We have to be so careful with money now (again), watch what food we buy, how much petrol we use (hubby got a lift with friends to a BBQ because we couldn’t afford the petrol if I went with him and took our own car – the fact that I am still not 100% was  also a life saver), how much I put on the  bills each week has to be carefully planned out and in the end – I hate having money troubles.  I am not doing well with it.  I am not coping with this.  I am not able to stop crying because all I am worried about it money and how fucked I am making our lives because I can’t seem to get another job that pays more than a fucking apprentice. Yup, I could earn more as a 4th year apprentice…how the mighty have fallen considering I was earning over 55K a year ago – I am now earning less than 25k…and by less – I mean I am under 22k but was trying to make it sound better……

Yeah  that sounds even worse when I type it like that actually……I am going to have more ice-cream……

Anger management

I have been writing very little still as most of it is not publishable in my eyes.

I have been doing badly with the anger management the last few days (perhaps a week). I have been feeling snappy and irritable, I have advised hubby and anyone around me at the time – and I have made a concerted effort to not let it get the better of me as I am at least now aware of it…but it is just so frustrating to be constantly battling with things that are making me stressed enough to feel snappy.

I know my work is a major part in that – as much as I love my father, he has a temper like a wounded bull and I am not used to working in an environment where people yell constantly about everything  – I hated my old job – everyone knows that – but compared to this – it was a relative heaven of peace and quiet.

I have basically been told to work 4 days a week – one day as unpaid – and so that has dropped our income even further below what we need to live.  They basically can’t afford to pay me – and I am by no means earning all that much…this is also weighing on my mind as I seem incapable of finding other employment to bring our income back up to a more managable level.  I seriously just want to cry – but can’t because I want to be strong and put the brave face that everything is ok and that I have it much better than a large percentage of the population….but…let’s face it…this is my reality and I have to deal with the fact that we are sort of screwed financially because I am  unemployable.
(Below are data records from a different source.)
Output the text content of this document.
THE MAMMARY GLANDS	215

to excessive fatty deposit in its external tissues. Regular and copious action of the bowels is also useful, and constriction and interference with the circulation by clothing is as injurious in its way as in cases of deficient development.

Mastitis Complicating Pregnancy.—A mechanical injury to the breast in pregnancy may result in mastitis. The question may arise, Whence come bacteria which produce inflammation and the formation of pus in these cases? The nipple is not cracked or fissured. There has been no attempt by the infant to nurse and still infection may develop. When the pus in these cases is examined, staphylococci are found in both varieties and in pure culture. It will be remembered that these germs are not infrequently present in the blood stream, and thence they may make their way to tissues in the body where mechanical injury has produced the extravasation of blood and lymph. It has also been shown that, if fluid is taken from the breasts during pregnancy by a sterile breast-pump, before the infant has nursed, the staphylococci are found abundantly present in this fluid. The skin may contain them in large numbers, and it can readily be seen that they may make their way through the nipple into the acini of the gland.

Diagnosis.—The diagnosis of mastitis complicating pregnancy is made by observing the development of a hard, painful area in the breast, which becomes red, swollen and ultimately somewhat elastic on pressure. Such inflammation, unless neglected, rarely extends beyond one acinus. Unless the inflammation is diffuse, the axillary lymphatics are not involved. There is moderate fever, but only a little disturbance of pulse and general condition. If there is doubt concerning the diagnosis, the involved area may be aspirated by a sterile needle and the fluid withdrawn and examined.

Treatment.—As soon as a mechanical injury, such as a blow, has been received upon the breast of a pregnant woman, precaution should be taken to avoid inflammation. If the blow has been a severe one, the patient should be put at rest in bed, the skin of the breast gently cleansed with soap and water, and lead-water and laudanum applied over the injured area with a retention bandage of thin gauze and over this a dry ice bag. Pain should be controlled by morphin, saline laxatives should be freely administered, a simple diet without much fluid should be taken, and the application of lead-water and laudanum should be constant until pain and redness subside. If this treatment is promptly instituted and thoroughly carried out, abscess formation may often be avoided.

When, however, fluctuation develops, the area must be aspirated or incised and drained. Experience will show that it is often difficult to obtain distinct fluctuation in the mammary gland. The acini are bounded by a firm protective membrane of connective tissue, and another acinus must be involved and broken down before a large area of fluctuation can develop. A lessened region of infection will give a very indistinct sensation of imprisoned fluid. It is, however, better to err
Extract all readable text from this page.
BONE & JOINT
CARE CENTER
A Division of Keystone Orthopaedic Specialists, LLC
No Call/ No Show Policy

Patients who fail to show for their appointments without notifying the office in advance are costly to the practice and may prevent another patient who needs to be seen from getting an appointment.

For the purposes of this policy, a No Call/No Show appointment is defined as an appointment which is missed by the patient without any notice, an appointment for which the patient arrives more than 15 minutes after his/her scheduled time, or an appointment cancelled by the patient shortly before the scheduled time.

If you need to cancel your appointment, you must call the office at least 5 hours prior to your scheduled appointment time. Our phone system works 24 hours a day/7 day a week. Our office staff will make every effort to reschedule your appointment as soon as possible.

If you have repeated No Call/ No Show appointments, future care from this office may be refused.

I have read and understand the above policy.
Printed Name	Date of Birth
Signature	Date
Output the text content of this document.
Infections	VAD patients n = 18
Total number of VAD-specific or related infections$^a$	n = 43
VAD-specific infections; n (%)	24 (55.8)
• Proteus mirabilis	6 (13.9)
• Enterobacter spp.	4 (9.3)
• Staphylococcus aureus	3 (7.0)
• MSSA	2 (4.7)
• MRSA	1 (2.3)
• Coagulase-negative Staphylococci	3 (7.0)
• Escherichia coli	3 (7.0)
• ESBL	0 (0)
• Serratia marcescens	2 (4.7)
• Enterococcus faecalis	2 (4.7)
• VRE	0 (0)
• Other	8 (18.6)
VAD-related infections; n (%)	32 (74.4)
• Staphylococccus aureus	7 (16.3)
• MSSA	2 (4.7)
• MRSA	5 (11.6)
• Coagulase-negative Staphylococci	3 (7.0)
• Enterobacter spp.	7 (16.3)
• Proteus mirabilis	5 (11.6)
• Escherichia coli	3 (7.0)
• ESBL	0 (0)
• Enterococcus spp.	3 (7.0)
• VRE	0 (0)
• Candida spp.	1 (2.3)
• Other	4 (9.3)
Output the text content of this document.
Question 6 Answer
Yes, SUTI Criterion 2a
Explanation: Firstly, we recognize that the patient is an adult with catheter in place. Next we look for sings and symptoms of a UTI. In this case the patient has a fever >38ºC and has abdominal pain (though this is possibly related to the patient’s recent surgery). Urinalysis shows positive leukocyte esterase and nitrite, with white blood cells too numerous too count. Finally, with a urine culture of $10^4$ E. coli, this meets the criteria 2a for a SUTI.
We are heading to Tassie tomorrow and I am not sure we should really be going as we are cutting it fine with money, but no refunds are available.  I had forgotten in all my calculations we needed to get the car serviced as it was almost 7k over (especially before travelling around Tassie) and that chopped $550 out of our budget for the trip.

I have asked hubby to write a post about the changes he has seen in me and my anger management so I can have an objective view.  He has sort of agreed but not really yet…so I will have to pin him down on that 😀

I want to get into exercise, but I am so physically and mentally drained from work that I don’t have anything left when I get home. Viscious cycle.

I really can’t be bothered writing any more as it just makes me depressed.  So I am going to stop here before the tears start and can’t be stopped.